Good question Sasha! It really depends on my mood. The half-Mexican in me always craves Mexican food: chilaquilas, tacos, guacamole, hearty black bean soup. We don’t have any decent Mexican restaurants so I just make it at home, supplemented with ingredients I get from Vivi Market at Sant’Ambrogio/Mercato Centrale, I bought a tortilla press online so that helps too! I also make Thai food at home and the occasional baked Camembert for you know, the French husband.

Thanks to Italy, I actually know how to cook and no longer think that “blue coconut” is an acceptable flavor 😉 (ah Sonic!). I happen to have a lot of amazing friends who write cookbooks like Emiko Davies and Giulia Scarpaleggia (Jul’s Kitchen) so I make their curated Tuscan recipes on the regular.

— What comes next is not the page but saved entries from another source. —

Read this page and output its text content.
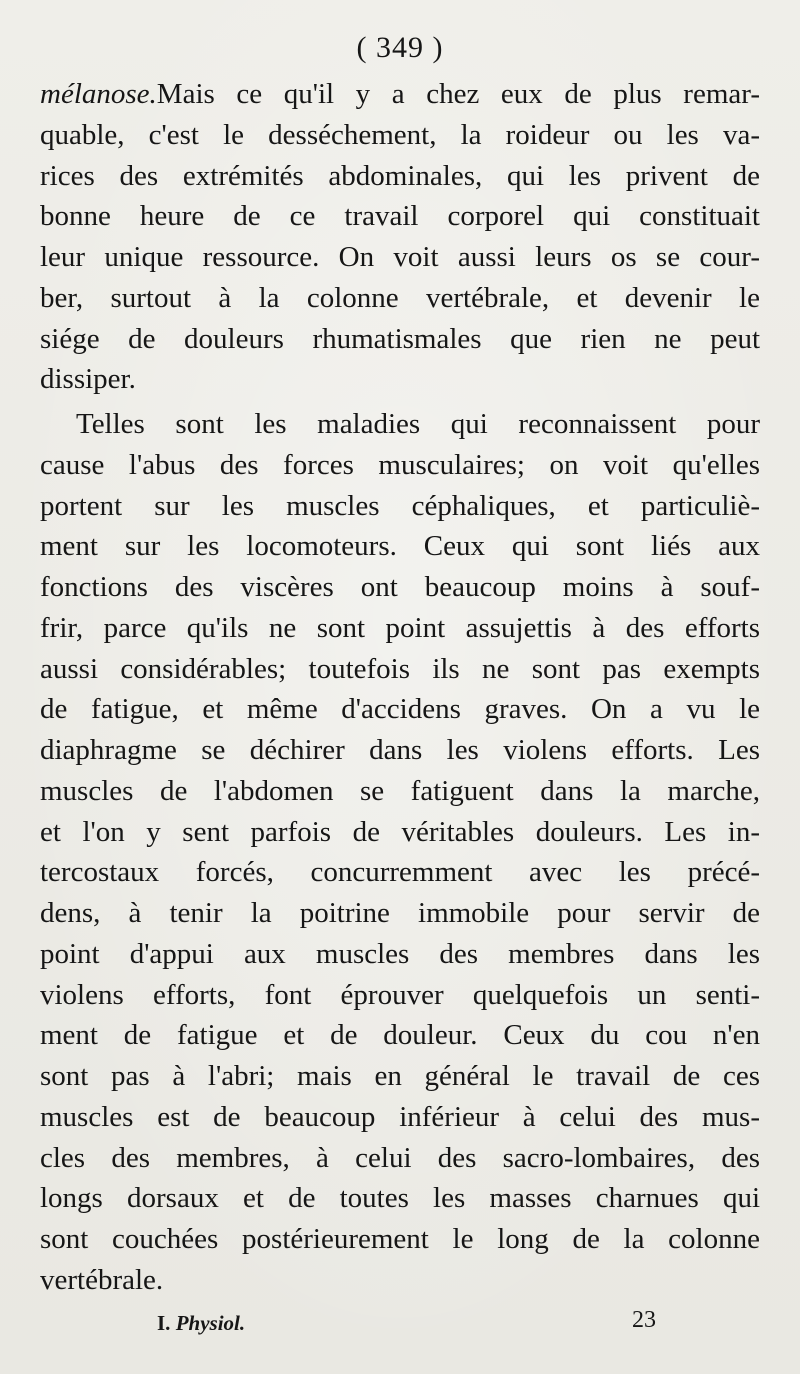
( 349 )
mélanose.Mais ce qu'il y a chez eux de plus remar-
quable, c'est le desséchement, la roideur ou les va-
rices des extrémités abdominales, qui les privent de
bonne heure de ce travail corporel qui constituait
leur unique ressource. On voit aussi leurs os se cour-
ber, surtout à la colonne vertébrale, et devenir le
siége de douleurs rhumatismales que rien ne peut
dissiper.
Telles sont les maladies qui reconnaissent pour
cause l'abus des forces musculaires; on voit qu'elles
portent sur les muscles céphaliques, et particuliè-
ment sur les locomoteurs. Ceux qui sont liés aux
fonctions des viscères ont beaucoup moins à souf-
frir, parce qu'ils ne sont point assujettis à des efforts
aussi considérables; toutefois ils ne sont pas exempts
de fatigue, et même d'accidens graves. On a vu le
diaphragme se déchirer dans les violens efforts. Les
muscles de l'abdomen se fatiguent dans la marche,
et l'on y sent parfois de véritables douleurs. Les in-
tercostaux forcés, concurremment avec les précé-
dens, à tenir la poitrine immobile pour servir de
point d'appui aux muscles des membres dans les
violens efforts, font éprouver quelquefois un senti-
ment de fatigue et de douleur. Ceux du cou n'en
sont pas à l'abri; mais en général le travail de ces
muscles est de beaucoup inférieur à celui des mus-
cles des membres, à celui des sacro-lombaires, des
longs dorsaux et de toutes les masses charnues qui
sont couchées postérieurement le long de la colonne
vertébrale.
I. Physiol.	23
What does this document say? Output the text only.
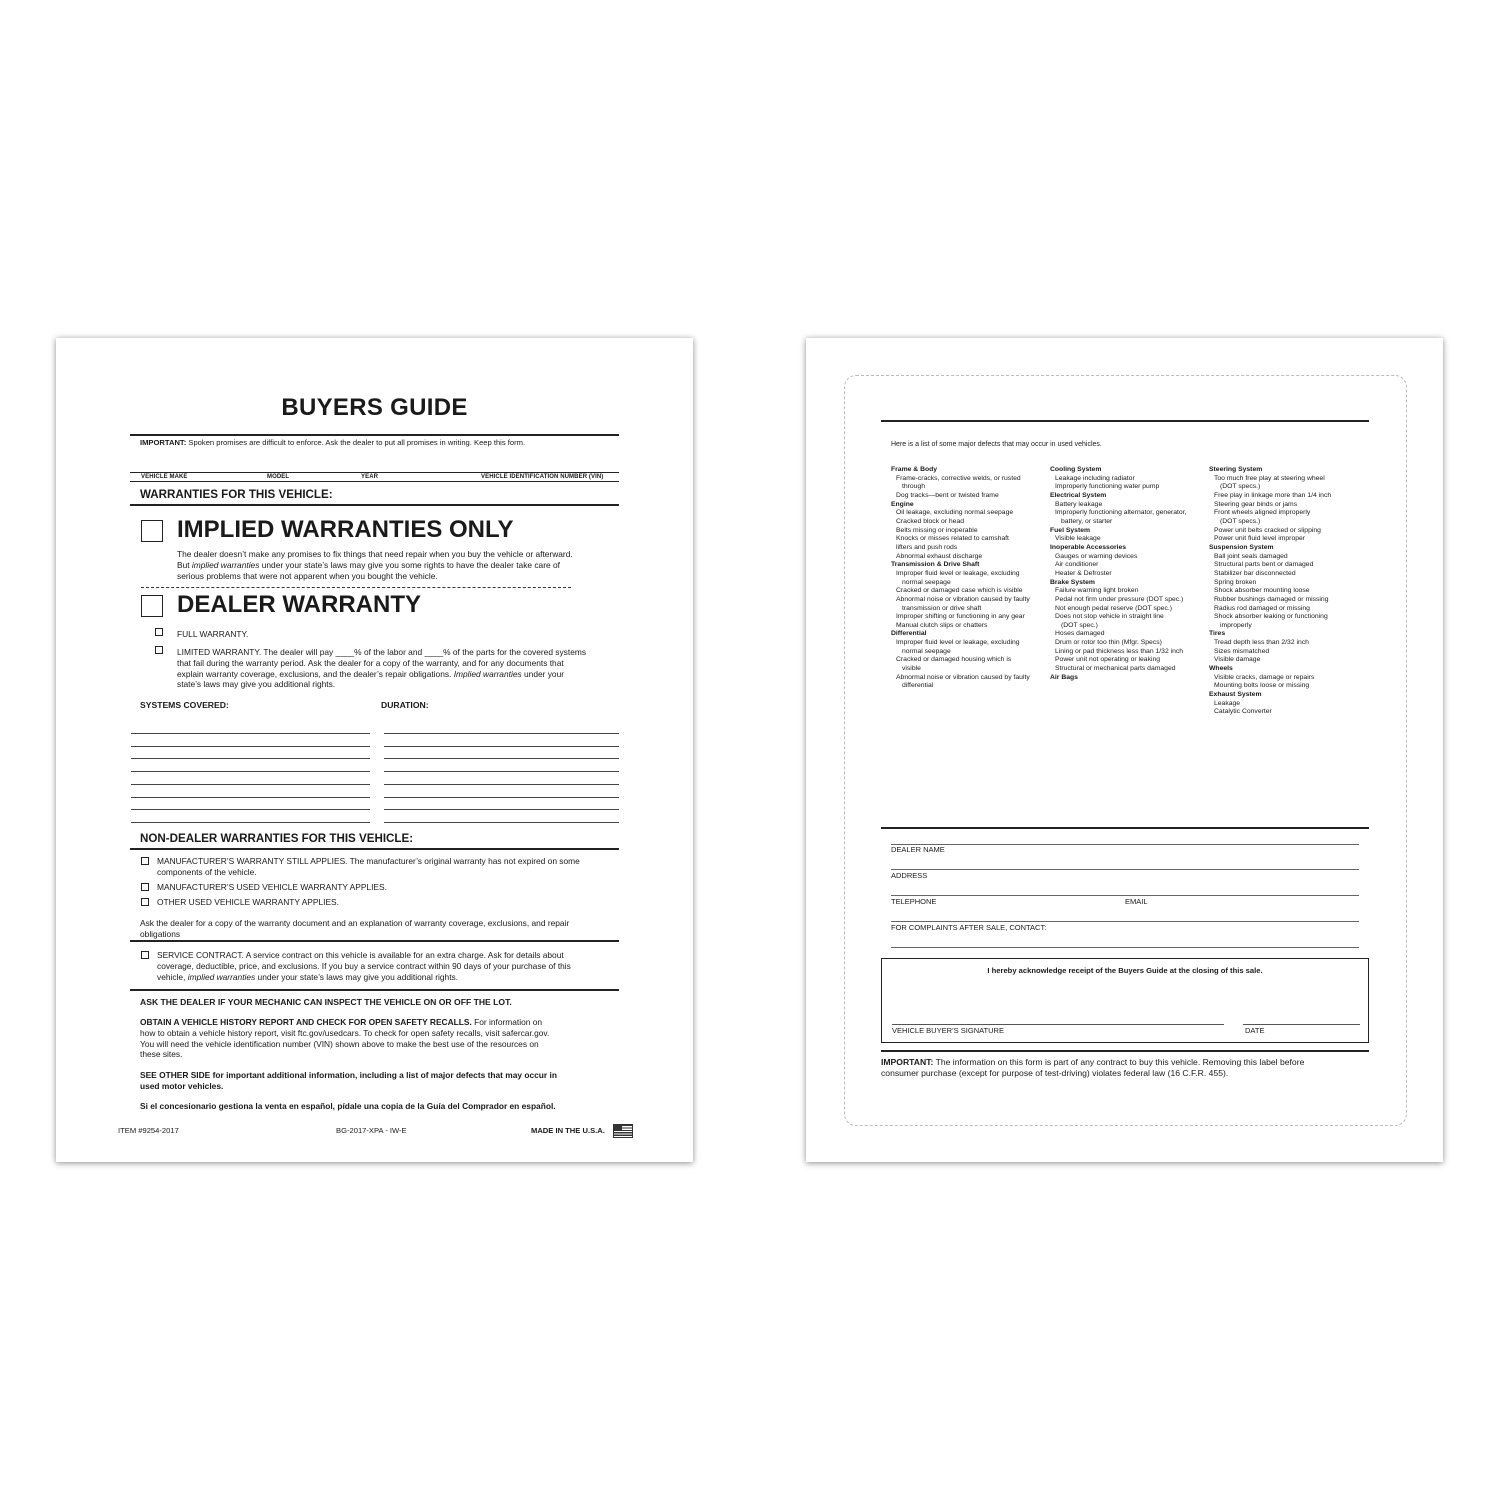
BUYERS GUIDE
IMPORTANT: Spoken promises are difficult to enforce. Ask the dealer to put all promises in writing. Keep this form.
VEHICLE MAKE	MODEL	YEAR	VEHICLE IDENTIFICATION NUMBER (VIN)
WARRANTIES FOR THIS VEHICLE:
IMPLIED WARRANTIES ONLY
The dealer doesn’t make any promises to fix things that need repair when you buy the vehicle or afterward.
But implied warranties under your state’s laws may give you some rights to have the dealer take care of
serious problems that were not apparent when you bought the vehicle.
DEALER WARRANTY
FULL WARRANTY.
LIMITED WARRANTY. The dealer will pay ____% of the labor and ____% of the parts for the covered systems
that fail during the warranty period. Ask the dealer for a copy of the warranty, and for any documents that
explain warranty coverage, exclusions, and the dealer’s repair obligations. Implied warranties under your
state’s laws may give you additional rights.
SYSTEMS COVERED:	DURATION:
NON-DEALER WARRANTIES FOR THIS VEHICLE:
MANUFACTURER’S WARRANTY STILL APPLIES. The manufacturer’s original warranty has not expired on some
components of the vehicle.
MANUFACTURER’S USED VEHICLE WARRANTY APPLIES.
OTHER USED VEHICLE WARRANTY APPLIES.
Ask the dealer for a copy of the warranty document and an explanation of warranty coverage, exclusions, and repair
obligations
SERVICE CONTRACT. A service contract on this vehicle is available for an extra charge. Ask for details about
coverage, deductible, price, and exclusions. If you buy a service contract within 90 days of your purchase of this
vehicle, implied warranties under your state’s laws may give you additional rights.
ASK THE DEALER IF YOUR MECHANIC CAN INSPECT THE VEHICLE ON OR OFF THE LOT.
OBTAIN A VEHICLE HISTORY REPORT AND CHECK FOR OPEN SAFETY RECALLS. For information on
how to obtain a vehicle history report, visit ftc.gov/usedcars. To check for open safety recalls, visit safercar.gov.
You will need the vehicle identification number (VIN) shown above to make the best use of the resources on
these sites.
SEE OTHER SIDE for important additional information, including a list of major defects that may occur in
used motor vehicles.
Si el concesionario gestiona la venta en español, pídale una copia de la Guía del Comprador en español.
ITEM #9254-2017	BG-2017-XPA - IW-E	MADE IN THE U.S.A.
Here is a list of some major defects that may occur in used vehicles.
Frame & Body
Frame-cracks, corrective welds, or rusted
through
Dog tracks—bent or twisted frame
Engine
Oil leakage, excluding normal seepage
Cracked block or head
Belts missing or inoperable
Knocks or misses related to camshaft
lifters and push rods
Abnormal exhaust discharge
Transmission & Drive Shaft
Improper fluid level or leakage, excluding
normal seepage
Cracked or damaged case which is visible
Abnormal noise or vibration caused by faulty
transmission or drive shaft
Improper shifting or functioning in any gear
Manual clutch slips or chatters
Differential
Improper fluid level or leakage, excluding
normal seepage
Cracked or damaged housing which is
visible
Abnormal noise or vibration caused by faulty
differential
Cooling System
Leakage including radiator
Improperly functioning water pump
Electrical System
Battery leakage
Improperly functioning alternator, generator,
battery, or starter
Fuel System
Visible leakage
Inoperable Accessories
Gauges or warning devices
Air conditioner
Heater & Defroster
Brake System
Failure warning light broken
Pedal not firm under pressure (DOT spec.)
Not enough pedal reserve (DOT spec.)
Does not stop vehicle in straight line
(DOT spec.)
Hoses damaged
Drum or rotor too thin (Mfgr. Specs)
Lining or pad thickness less than 1/32 inch
Power unit not operating or leaking
Structural or mechanical parts damaged
Air Bags
Steering System
Too much free play at steering wheel
(DOT specs.)
Free play in linkage more than 1/4 inch
Steering gear binds or jams
Front wheels aligned improperly
(DOT specs.)
Power unit belts cracked or slipping
Power unit fluid level improper
Suspension System
Ball joint seals damaged
Structural parts bent or damaged
Stabilizer bar disconnected
Spring broken
Shock absorber mounting loose
Rubber bushings damaged or missing
Radius rod damaged or missing
Shock absorber leaking or functioning
improperly
Tires
Tread depth less than 2/32 inch
Sizes mismatched
Visible damage
Wheels
Visible cracks, damage or repairs
Mounting bolts loose or missing
Exhaust System
Leakage
Catalytic Converter
DEALER NAME
ADDRESS
TELEPHONE	EMAIL
FOR COMPLAINTS AFTER SALE, CONTACT:
I hereby acknowledge receipt of the Buyers Guide at the closing of this sale.
VEHICLE BUYER’S SIGNATURE	DATE
IMPORTANT: The information on this form is part of any contract to buy this vehicle. Removing this label before
consumer purchase (except for purpose of test-driving) violates federal law (16 C.F.R. 455).
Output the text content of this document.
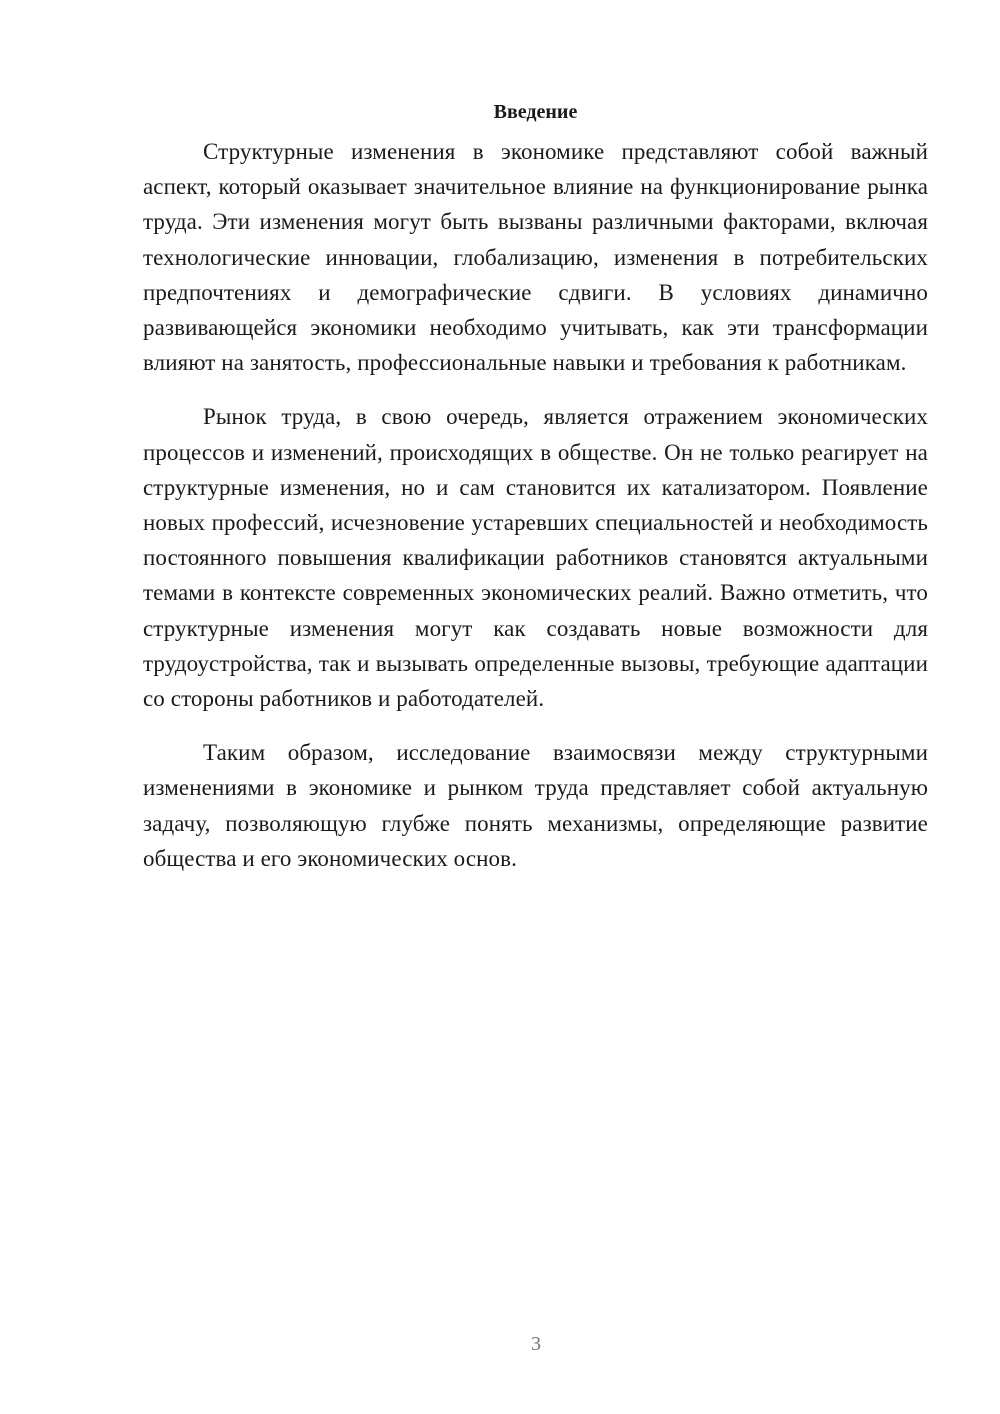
Введение

Структурные изменения в экономике представляют собой важный аспект, который оказывает значительное влияние на функционирование рынка труда. Эти изменения могут быть вызваны различными факторами, включая технологические инновации, глобализацию, изменения в потребительских предпочтениях и демографические сдвиги. В условиях динамично развивающейся экономики необходимо учитывать, как эти трансформации влияют на занятость, профессиональные навыки и требования к работникам.

Рынок труда, в свою очередь, является отражением экономических процессов и изменений, происходящих в обществе. Он не только реагирует на структурные изменения, но и сам становится их катализатором. Появление новых профессий, исчезновение устаревших специальностей и необходимость постоянного повышения квалификации работников становятся актуальными темами в контексте современных экономических реалий. Важно отметить, что структурные изменения могут как создавать новые возможности для трудоустройства, так и вызывать определенные вызовы, требующие адаптации со стороны работников и работодателей.

Таким образом, исследование взаимосвязи между структурными изменениями в экономике и рынком труда представляет собой актуальную задачу, позволяющую глубже понять механизмы, определяющие развитие общества и его экономических основ.

3
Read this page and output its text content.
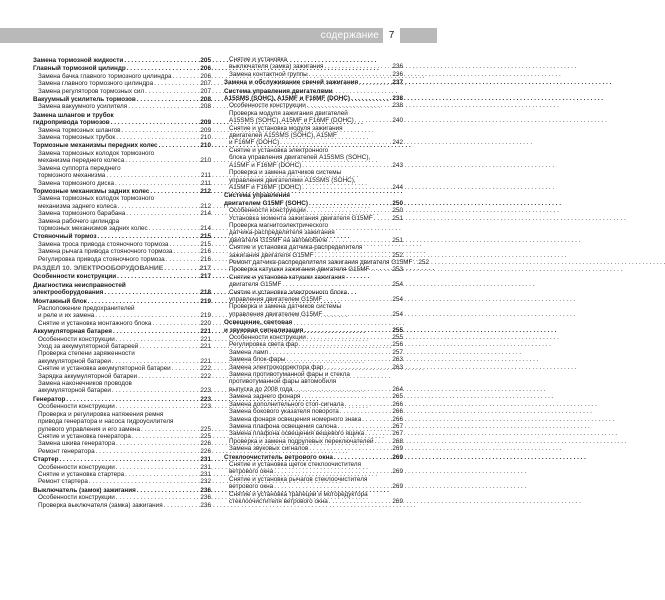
содержание 7
Замена тормозной жидкости . . .	205
Главный тормозной цилиндр . . .	206
Замена бачка главного тормозного цилиндра . . .	206
Замена главного тормозного цилиндра . . .	207
Замена регуляторов тормозных сил . . .	207
Вакуумный усилитель тормозов . . .	208
Замена вакуумного усилителя . . .	208
Замена шлангов и трубок
гидропривода тормозов . . .	209
Замена тормозных шлангов . . .	209
Замена тормозных трубок . . .	210
Тормозные механизмы передних колес . . .	210
Замена тормозных колодок тормозного
механизма переднего колеса . . .	210
Замена суппорта переднего
тормозного механизма . . .	211
Замена тормозного диска . . .	211
Тормозные механизмы задних колес . . .	212
Замена тормозных колодок тормозного
механизма заднего колеса . . .	212
Замена тормозного барабана . . .	214
Замена рабочего цилиндра
тормозных механизмов задних колес . . .	214
Стояночный тормоз . . .	215
Замена троса привода стояночного тормоза . . .	215
Замена рычага привода стояночного тормоза . . .	216
Регулировка привода стояночного тормоза . . .	216
РАЗДЕЛ 10. ЭЛЕКТРООБОРУДОВАНИЕ . . .	217
Особенности конструкции . . .	217
Диагностика неисправностей
электрооборудования . . .	218
Монтажный блок . . .	219
Расположение предохранителей
и реле и их замена . . .	219
Снятие и установка монтажного блока . . .	220
Аккумуляторная батарея . . .	221
Особенности конструкции . . .	221
Уход за аккумуляторной батареей . . .	221
Проверка степени заряженности
аккумуляторной батареи . . .	221
Снятие и установка аккумуляторной батареи . . .	222
Зарядка аккумуляторной батареи . . .	222
Замена наконечников проводов
аккумуляторной батареи . . .	223
Генератор . . .	223
Особенности конструкции . . .	223
Проверка и регулировка натяжения ремня
привода генератора и насоса гидроусилителя
рулевого управления и его замена . . .	225
Снятие и установка генератора . . .	225
Замена шкива генератора . . .	226
Ремонт генератора . . .	226
Стартер . . .	231
Особенности конструкции . . .	231
Снятие и установка стартера . . .	231
Ремонт стартера . . .	232
Выключатель (замок) зажигания . . .	236
Особенности конструкции . . .	236
Проверка выключателя (замка) зажигания . . .	236
Снятие и установка
выключателя (замка) зажигания . . .	236
Замена контактной группы . . .	236
Замена и обслуживание свечей зажигания . . .	237
Система управления двигателями
A15SMS (SOHC), A15MF и F16MF (DOHC) . . .	238
Особенности конструкции . . .	238
Проверка модуля зажигания двигателей
A15SMS (SOHC), A15MF и F16MF (DOHC) . . .	240
Снятие и установка модуля зажигания
двигателей A15SMS (SOHC), A15MF
и F16MF (DOHC) . . .	242
Снятие и установка электронного
блока управления двигателей A15SMS (SOHC),
A15MF и F16MF (DOHC) . . .	243
Проверка и замена датчиков системы
управления двигателями A15SMS (SOHC),
A15MF и F16MF (DOHC) . . .	244
Система управления
двигателем G15MF (SOHC) . . .	250
Особенности конструкции . . .	250
Установка момента зажигания двигателя G15MF . . .	251
Проверка магнитоэлектрического
датчика-распределителя зажигания
двигателя G15MF на автомобиле . . .	251
Снятие и установка датчика-распределителя
зажигания двигателя G15MF . . .	252
Ремонт датчика-распределителя зажигания двигателя G15MF . . . 252
Проверка катушки зажигания двигателя G15MF . . .	253
Снятие и установка катушки зажигания
двигателя G15MF . . .	254
Снятие и установка электронного блока
управления двигателем G15MF . . .	254
Проверка и замена датчиков системы
управления двигателем G15MF . . .	254
Освещение, световая
и звуковая сигнализация . . .	255
Особенности конструкции . . .	255
Регулировка света фар . . .	256
Замена ламп . . .	257
Замена блок-фары . . .	263
Замена электрокорректора фар . . .	263
Замена противотуманной фары и стекла
противотуманной фары автомобиля
выпуска до 2008 года . . .	264
Замена заднего фонаря . . .	265
Замена дополнительного стоп-сигнала . . .	266
Замена бокового указателя поворота . . .	266
Замена фонаря освещения номерного знака . . .	266
Замена плафона освещения салона . . .	267
Замена плафона освещения вещевого ящика . . .	267
Проверка и замена подрулевых переключателей . . .	268
Замена звуковых сигналов . . .	269
Стеклоочиститель ветрового окна . . .	269
Снятие и установка щеток стеклоочистителя
ветрового окна . . .	269
Снятие и установка рычагов стеклоочистителя
ветрового окна . . .	269
Снятие и установка трапеции и моторедуктора
стеклоочистителя ветрового окна . . .	269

When it comes to spots around town, you have your pick, really. I love Sergio Gozzi in San Lorenzo for pasta, Semel for panini, Brindellone for fried coccoli, Teatro del Sale for a fun lunch, Trattoria Ruggiero for Tuscan bollito, boiled meats, and pasta), Casa del Vino for a glass of wine and crostini, Irene Bistro’s saffron risotto is legendary; and when it comes to wine, always Enoteca Pitti Gola e Cantina. Dessert is a slice of carnival cake schiacciata alla fiorentina from Pasticceria Giorgio (ok that’s more like breakfast), chocolate and raspberry tarts from Bottega di Pasticceria (new find!), or gelato at my friend Alberto’s gelateria, My Sugar. We eat a lot if you can’t tell, and I’m always up to following my belly’s rumble for our next fix.

#5QuestionsTo Girl In Florence

Aperitivo time in Piazza della Passera. Photo credit: Christine Juette

3 thoughts on “5 Questions To: Georgette Jupe

  1. Great interview-I’ve been waiting for someone to interview you G! So glad people like you both love writing about Italy, I live vicariously through your blogs!